Ia melepaskan kemejanya—dan kemejaku.
Suhu tubuhku kembali normal menjelang malam. Keringatku berhenti. Perasaanku jauh lebih enak.
"Tubuhmu mulai hangat. Sepertinya ini manjur," gumamnya. Aku mendengus.
"Sanada, aku mau pulang. Aku sudah baikan."
"Date-san, jangan. Sebaiknya kau bermalam di sini dulu. Besok saja. Nanti kau ambruk lagi di tengah jalan."
"Masamune-dono. Jangan. Aku tidak ingin kehilanganmu. Kumohon. Jangan pergi. Tetaplah di sini. Masamune-dono, tolonglah. Masamune-dono."

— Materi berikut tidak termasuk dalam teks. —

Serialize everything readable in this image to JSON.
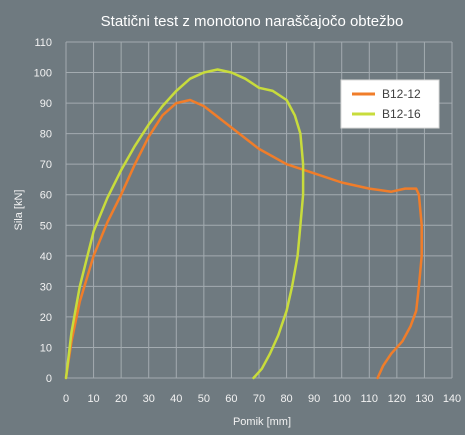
{
  "chart_data": {
    "type": "line",
    "title": "Statični test z monotono naraščajočo obtežbo",
    "xlabel": "Pomik [mm]",
    "ylabel": "Sila [kN]",
    "xlim": [
      0,
      140
    ],
    "ylim": [
      0,
      110
    ],
    "xticks": [
      0,
      10,
      20,
      30,
      40,
      50,
      60,
      70,
      80,
      90,
      100,
      110,
      120,
      130,
      140
    ],
    "yticks": [
      0,
      10,
      20,
      30,
      40,
      50,
      60,
      70,
      80,
      90,
      100,
      110
    ],
    "grid": true,
    "legend_position": "top-right",
    "series": [
      {
        "name": "B12-12",
        "color": "#f07d2a",
        "x": [
          0,
          2,
          5,
          10,
          15,
          20,
          25,
          30,
          35,
          40,
          45,
          50,
          60,
          70,
          80,
          90,
          100,
          110,
          118,
          123,
          127,
          128,
          129,
          129,
          128,
          127,
          125,
          122,
          118,
          115,
          113
        ],
        "y": [
          0,
          12,
          25,
          40,
          51,
          60,
          70,
          79,
          86,
          90,
          91,
          89,
          82,
          75,
          70,
          67,
          64,
          62,
          61,
          62,
          62,
          60,
          50,
          40,
          30,
          22,
          17,
          12,
          8,
          4,
          0
        ]
      },
      {
        "name": "B12-16",
        "color": "#c8dc3c",
        "x": [
          0,
          2,
          5,
          10,
          15,
          20,
          25,
          30,
          35,
          40,
          45,
          50,
          55,
          60,
          65,
          70,
          75,
          80,
          83,
          85,
          86,
          86,
          85,
          84,
          82,
          80,
          77,
          74,
          71,
          68
        ],
        "y": [
          0,
          15,
          30,
          48,
          59,
          68,
          76,
          83,
          89,
          94,
          98,
          100,
          101,
          100,
          98,
          95,
          94,
          91,
          86,
          80,
          70,
          60,
          50,
          40,
          30,
          22,
          14,
          8,
          3,
          0
        ]
      }
    ]
  }
}
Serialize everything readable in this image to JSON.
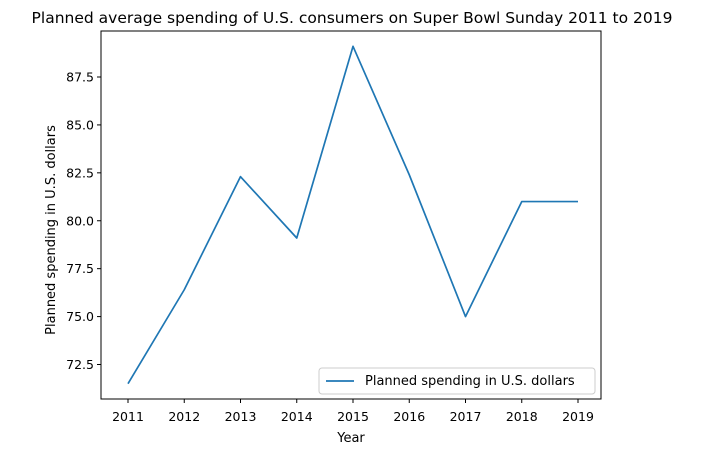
{
  "chart_data": {
    "type": "line",
    "title": "Planned average spending of U.S. consumers on Super Bowl Sunday 2011 to 2019",
    "xlabel": "Year",
    "ylabel": "Planned spending in U.S. dollars",
    "x": [
      "2011",
      "2012",
      "2013",
      "2014",
      "2015",
      "2016",
      "2017",
      "2018",
      "2019"
    ],
    "series": [
      {
        "name": "Planned spending in U.S. dollars",
        "color": "#1f77b4",
        "values": [
          71.5,
          76.4,
          82.3,
          79.1,
          89.1,
          82.4,
          75.0,
          81.0,
          81.0
        ]
      }
    ],
    "yticks": [
      "72.5",
      "75.0",
      "77.5",
      "80.0",
      "82.5",
      "85.0",
      "87.5"
    ],
    "ylim": [
      70.7,
      89.9
    ],
    "grid": false,
    "legend_position": "lower-right"
  }
}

Aku kembali terperangah. Kepalaku berdenging. Rasanya telingaku mulai soak.
Tanpa dapat kutahan-tahan lagi, kusambar ia ke pelukanku.
Menghirup udara yang kurindukan ini dalam-dalam—memenuhi tubuhku.
Memenuhi jiwaku. Jeritan jiwaku yang teredam oleh waktu.
Tanpa terkendali, aku mulai meracau. Dadaku sesak oleh kerinduan dan haru.
Kueratkan pelukanku. Dorongan-dorongan dalam diriku meraung liar.
"Yukimura…Yukimura…Yukimura…"
"Date-san…?"
"Yukimura…Yukimura…!"
Sedetik kemudian, ia menyebut sesuatu dari mulutnya.
Kata-kata yang lama terkubur—namun tidak lekang oleh waktu—dalam memoriku.
"Masamune-dono."
Ia membalas pelukanku yang terlalu erat.
Aku tidak ingin melepaskannya. Aku tidak ingin melepaskannya. Aku tidak ingin melepaskannya.
Aku memang tidak ingat entah kapan pastinya aku pernah mengalami hal-hal itu dengannya, namun aku mengingatnya.
Mengingat semua hal yang pernah kulewatkan dengannya.
Bukan waktu yang kuingat, namun apa yang terjadilah yang kuingat.
Aku ingat semuanya.
Jepang, abad ke-15
"Tanganmu dingin."
"Iya, lah. Aku habis pegang salju."
"Jangan dibiarkan, nanti tanganmu mati rasa, bagaimana?"
Ia meraih tanganku, dan meniupnya. Napasnya yang hangat serasa membakar organ dalamku.
"Nanti kau tidak bisa memegang pedang lagi, bagaimana?"
Aku tahu kata-katanya tidak bermaksud menyerangku, namun aku terlanjur tersinggung.
Kutepiskan tanganku.
"Jadi, kau hanya menganggapku sebagai lawan tanding saja di medan tempur. Sebaiknya kita tidak usah saja bertemu lagi—selain di peperangan. Kau hanya melihat diriku yang sedang mengenakan baju zirah dan pedang saja," kataku, tanpa belas kasihan.
Ia nampak sangat terpukul atas ucapanku, dan wajahnya memancarkan rasa sedih yang mendalam.
Kubalikkan badanku, melangkahkan kakiku. Mengusir diriku pergi dari hidupnya.
Sepasang lengan menyambarku dari belakang, mencegahku pergi.
"Masamune-dono. Jangan. Aku tidak ingin kehilanganmu. Kumohon. Jangan pergi. Tetaplah di sini. Masamune-dono, tolonglah. Masamune-dono. Maafkan aku. Maafkan aku. Maaf. Maaf…"
Bisa kurasakan punggungku basah. Air mata berjatuhan dari wajahnya. Basah. Hangat.
Pedih. Sakit.
Aku berpaling. Kugigit bibirku. Tidak membalas pelukannya.
Aku tidak bisa pergi darimu. Begitu pula kau.
Kau sudah menjadi bagian dari diriku.
Tak terpisahkan—dan tak akan kubiarkan terpisahkan.
Oleh siapapun, apapun, bagaimanapun, kapanpun, dimanapun.
We do not remember days; we remember moments.